I'm solving a problem with a dataset that is larger than memory. The original dataset is a .csv file. One of the columns is for track IDs from the musicbrainz service.
What I already did
I read the .csv file with dask and converted it to castra format on disk for higher performance. I also queried the musicbrainz API and populated an sqlite DB, using peewee, with some relevant results. I choose to use a DB instead of another dask.dataframe because the process took few days and I didn't want to loose data in case of any failure.

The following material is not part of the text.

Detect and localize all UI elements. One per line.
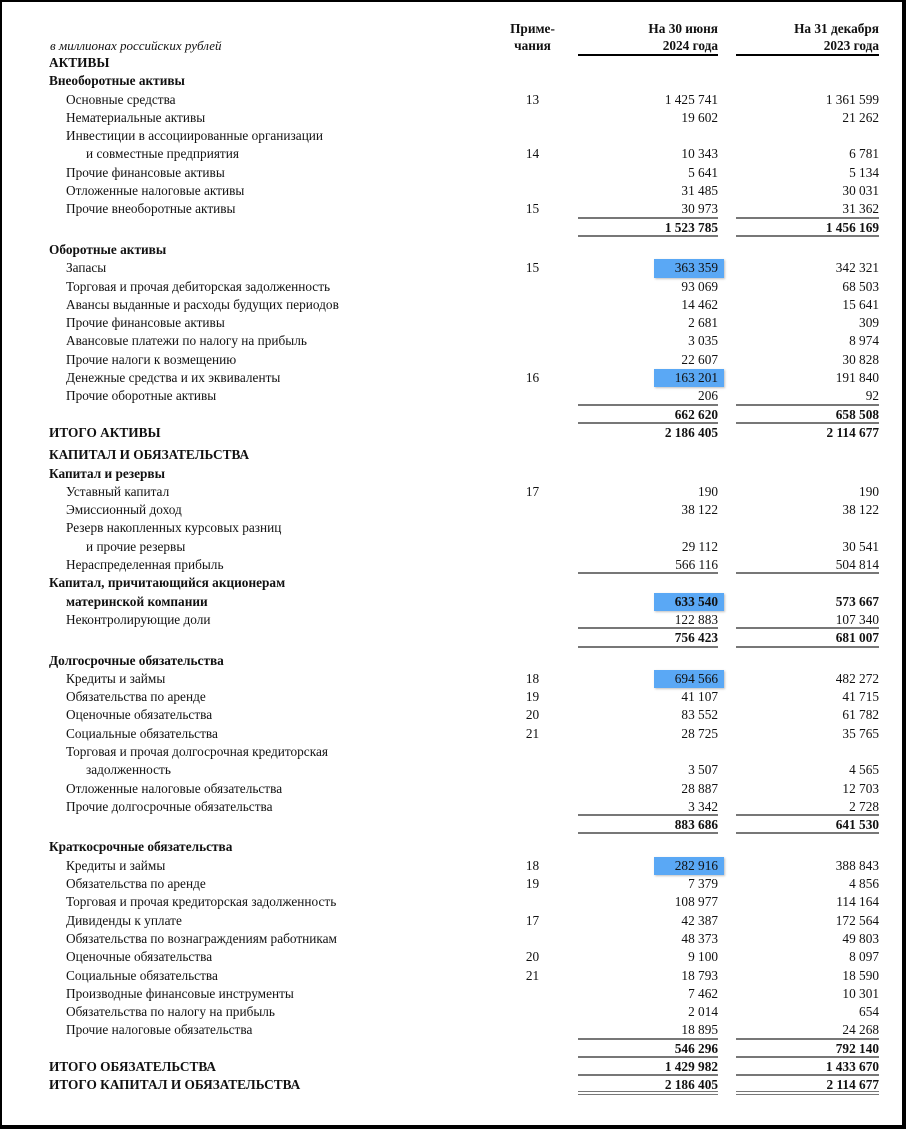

I didn't started to really analyze the data yet. I managed to made enough mess during the rearrangement of the data.
The current problem
I'm having hard time in joining the columns from the SQL DB to the dask / castra dataframe. Actually, I'm not sure if this is viable at all.
Alternative approaches
It seems that I made some mistakes in choosing the best tools for the task. Castra is probably not mature enough and I think that it's part of the problem. In addition, it may be better to choose SQLAlchemy in favor of peewee, as it used by pandas and peewee's not.
Blaze + HDF5 might serve as good alternatives to dask + castra, mainly because of HDF5 being more stable / mature / complete than castra and blaze being less opinionated regarding data storage. E.g. it may simplify the join of the SQL DB into the main dataset.
On the other hand, I'm familiar with pandas and dask expose the "same" API. With dask I also gain parallelism.
TL;DR
I'm having a larger than memory dataset + sqlite DB that I need to join into the main dataset. I'm in doubt whether to work with dask + castra (don't know of other relevant data stores for dask.dataframe), and use SQLAlchemy to load parts of the SQL DB at a time into the dataframe with pandas. The best alternative I see is to switch to blaze + HDF5 instead. What would you suggest in this case?
Any other option / opinion is welcome. I hope that this is specific enough for SO.